Web and video conferencing allow real time communication as if everyone involved is in a room together. Computers, software, video cameras, speakers, microphones and fast internet connections have to be available and compatible. Unfocussed video cameras and microphones that send out hissing sounds can spoil the whole show.

Video conferencing can be expensive to install and tricky to operate. Careful planning is required for its success. Web conferencing, where users remain in their own offices, reduces some of the technological hazards.  But for both, users must behave as if they are on camera…at all times!

Cameras have trouble with black, white and red; and with tight patterns, pin stripes and geometric shapes.  Cell phones, gum, coins and any pen that you can click are distractions. Gestures should be smaller than usual and not come between your face and the camera.
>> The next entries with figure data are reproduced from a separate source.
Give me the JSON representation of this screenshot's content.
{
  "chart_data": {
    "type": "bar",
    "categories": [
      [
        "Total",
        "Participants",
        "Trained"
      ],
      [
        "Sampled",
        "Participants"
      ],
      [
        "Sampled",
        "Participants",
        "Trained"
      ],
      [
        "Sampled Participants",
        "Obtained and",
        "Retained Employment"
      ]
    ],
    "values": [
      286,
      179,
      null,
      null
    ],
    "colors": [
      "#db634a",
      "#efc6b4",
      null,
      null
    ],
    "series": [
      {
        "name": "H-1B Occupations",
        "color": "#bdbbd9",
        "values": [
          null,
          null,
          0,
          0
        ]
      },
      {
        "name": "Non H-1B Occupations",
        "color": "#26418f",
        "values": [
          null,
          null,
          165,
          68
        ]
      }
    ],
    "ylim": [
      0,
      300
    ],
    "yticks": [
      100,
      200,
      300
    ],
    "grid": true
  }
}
Mannerisms such as touching your face or hair, fidgeting with jewellery, and overuse of words such as actually, okay or um, all detract from the content of what you say.

In spite of all the care, it can still sometimes be difficult to really see how a particular person or group is reacting in a web or video conference.

Audio conferencing by telephone works when the content of the communication does not rely on visual input. Its main advantage is convenience. People can be part of a call from almost anywhere at any time: coffee shop, airport, home, or the golf course. Little technology or skill in its use is required.

Its main disadvantage is that all non-verbal communication is lost; reactions and feelings are hard to gauge or interpret. It’s difficult to look at documents during calls and a high level of concentration is required throughout. Since over 80% of people are visual learners, audio conferencing does not create a generally effective learning environment.

The decision on whether a face to face meeting can be justified rests on practicalities and on the intention of the meeting. Sometimes there’s simply no alternative to sitting down together and sorting things out.